After the long process had been completed, she had emerged as a full-fledged citizen of the 27th century, computer-programmed to take her place in the modern world and trained to assume her new role as a private in the First Divisi
on. She had the lowest rank of any soldier in that vaunted cadre, but she had already participated in one of the most important missions in the history of the unit. While she had still been back in 17th-century Paris, she had worked with Finn Delaney and Lucas Priest, as well as agents of the TIA, to help foil a terrorist plot against the Referee Corps. As a result of her performance, Forrester had personally invited her to join his unit and to be trained to work alongside Priest and Delaney.
As she rode the lift tube up to First Division Headquarters in the Temporal Army Corps HQ building at Pendleton Base, she was looking forward to seeing Priest and Delaney once again. When she had completed her training and preparations at the Colorado Springs facility, she had contacted the First Division administrative offices, requesting that Priest and Delaney get in touch with her as soon as they were able. Shortly thereafter, as soon as they had clocked in from an assignment, she received a message from them.
“Private Cross is herewith ordered to report to the First Division lounge, TAC-HQ building, on 1 January 2614 at 2100 hours. Congratulations are in order. Major Lucas Priest and Staff Sergeant Finn Delaney, First Division, TAC.”
She smiled when she saw them waiting for her at a table by the huge window that comprised the outer wall of the First Division lounge. It was at the very same table that she sat with them when she first met Colonel Forrester and had her first taste of a drink called Scotch.
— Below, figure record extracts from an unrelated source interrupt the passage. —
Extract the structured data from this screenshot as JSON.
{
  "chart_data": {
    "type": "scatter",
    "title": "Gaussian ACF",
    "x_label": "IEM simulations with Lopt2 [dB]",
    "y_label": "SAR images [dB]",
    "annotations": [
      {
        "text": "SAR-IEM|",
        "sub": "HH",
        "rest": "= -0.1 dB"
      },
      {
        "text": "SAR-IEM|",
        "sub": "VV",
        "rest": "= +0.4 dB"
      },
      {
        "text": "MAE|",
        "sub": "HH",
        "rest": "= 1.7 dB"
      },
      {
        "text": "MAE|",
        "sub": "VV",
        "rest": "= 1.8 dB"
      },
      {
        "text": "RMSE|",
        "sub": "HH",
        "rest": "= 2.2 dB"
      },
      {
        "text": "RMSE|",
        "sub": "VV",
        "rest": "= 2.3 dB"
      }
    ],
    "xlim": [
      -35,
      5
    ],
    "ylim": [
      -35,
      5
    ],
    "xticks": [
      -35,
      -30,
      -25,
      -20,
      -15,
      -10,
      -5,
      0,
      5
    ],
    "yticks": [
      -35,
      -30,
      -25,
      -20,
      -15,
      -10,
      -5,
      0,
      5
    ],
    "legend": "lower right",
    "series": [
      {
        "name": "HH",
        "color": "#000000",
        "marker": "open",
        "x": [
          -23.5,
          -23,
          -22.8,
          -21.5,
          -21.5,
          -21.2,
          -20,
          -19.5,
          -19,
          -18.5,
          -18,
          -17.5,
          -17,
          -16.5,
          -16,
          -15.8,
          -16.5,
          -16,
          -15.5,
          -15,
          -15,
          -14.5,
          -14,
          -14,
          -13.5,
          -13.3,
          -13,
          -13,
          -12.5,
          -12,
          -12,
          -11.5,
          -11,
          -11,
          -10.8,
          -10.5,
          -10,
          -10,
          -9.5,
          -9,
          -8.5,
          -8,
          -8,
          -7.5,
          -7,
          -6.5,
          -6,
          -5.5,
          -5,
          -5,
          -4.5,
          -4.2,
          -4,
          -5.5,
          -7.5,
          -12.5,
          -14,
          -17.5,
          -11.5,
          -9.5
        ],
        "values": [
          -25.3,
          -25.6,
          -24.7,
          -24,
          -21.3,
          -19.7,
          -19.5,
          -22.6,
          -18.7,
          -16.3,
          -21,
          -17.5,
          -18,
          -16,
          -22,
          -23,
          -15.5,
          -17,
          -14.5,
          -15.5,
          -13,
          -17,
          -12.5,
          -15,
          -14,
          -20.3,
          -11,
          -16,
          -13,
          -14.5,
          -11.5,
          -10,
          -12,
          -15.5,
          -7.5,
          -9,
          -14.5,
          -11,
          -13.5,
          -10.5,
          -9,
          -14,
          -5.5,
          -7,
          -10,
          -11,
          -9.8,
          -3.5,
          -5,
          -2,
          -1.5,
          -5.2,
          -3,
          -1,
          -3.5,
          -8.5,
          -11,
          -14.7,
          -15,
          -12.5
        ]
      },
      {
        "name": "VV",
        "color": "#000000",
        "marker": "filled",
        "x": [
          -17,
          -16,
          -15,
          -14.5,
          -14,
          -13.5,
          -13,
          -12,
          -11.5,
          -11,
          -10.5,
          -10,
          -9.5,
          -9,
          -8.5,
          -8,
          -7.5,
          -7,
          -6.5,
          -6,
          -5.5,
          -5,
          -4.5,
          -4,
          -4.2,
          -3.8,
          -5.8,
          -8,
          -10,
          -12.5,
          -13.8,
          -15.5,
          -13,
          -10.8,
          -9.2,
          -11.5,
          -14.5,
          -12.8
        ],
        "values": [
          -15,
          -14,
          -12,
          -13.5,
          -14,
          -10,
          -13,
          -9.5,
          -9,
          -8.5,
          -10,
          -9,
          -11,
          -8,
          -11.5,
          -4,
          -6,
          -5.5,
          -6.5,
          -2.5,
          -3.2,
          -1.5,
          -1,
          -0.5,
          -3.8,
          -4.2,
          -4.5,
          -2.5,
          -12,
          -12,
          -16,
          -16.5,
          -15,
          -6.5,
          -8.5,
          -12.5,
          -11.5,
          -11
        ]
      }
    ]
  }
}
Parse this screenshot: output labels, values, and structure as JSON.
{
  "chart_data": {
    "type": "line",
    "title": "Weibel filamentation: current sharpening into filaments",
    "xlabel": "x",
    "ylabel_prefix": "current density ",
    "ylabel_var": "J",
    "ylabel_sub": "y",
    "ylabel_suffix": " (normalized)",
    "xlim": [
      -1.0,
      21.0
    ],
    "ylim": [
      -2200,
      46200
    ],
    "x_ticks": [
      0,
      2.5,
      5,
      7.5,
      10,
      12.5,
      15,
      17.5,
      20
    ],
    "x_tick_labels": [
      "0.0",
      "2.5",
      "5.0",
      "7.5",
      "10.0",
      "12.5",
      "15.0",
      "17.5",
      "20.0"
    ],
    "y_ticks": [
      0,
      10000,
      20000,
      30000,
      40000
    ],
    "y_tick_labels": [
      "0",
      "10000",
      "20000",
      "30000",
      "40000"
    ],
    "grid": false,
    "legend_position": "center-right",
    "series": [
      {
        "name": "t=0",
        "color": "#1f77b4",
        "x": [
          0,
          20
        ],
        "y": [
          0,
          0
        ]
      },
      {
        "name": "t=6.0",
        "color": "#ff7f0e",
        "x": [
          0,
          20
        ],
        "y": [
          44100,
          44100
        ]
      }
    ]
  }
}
It had helped to numb her senses somewhat as she gazed out that window and saw the shuttles floating by like great steel birds while, far below, soldiers massed down in the atrium, looking like insects from the great height at which she gazed at them.
Priest and Delaney saw her coming and they rose to their feet to greet her. Andre saw that there was a sort of center-piece upon the table consisting of a medieval broadsword crossed with a 17th-century rapier. Above the juncture of the two swords, in a little velvet-lined box, was a golden division insignia, a stylized number one bisecting a horizontal figure eight, the symbol of infinity.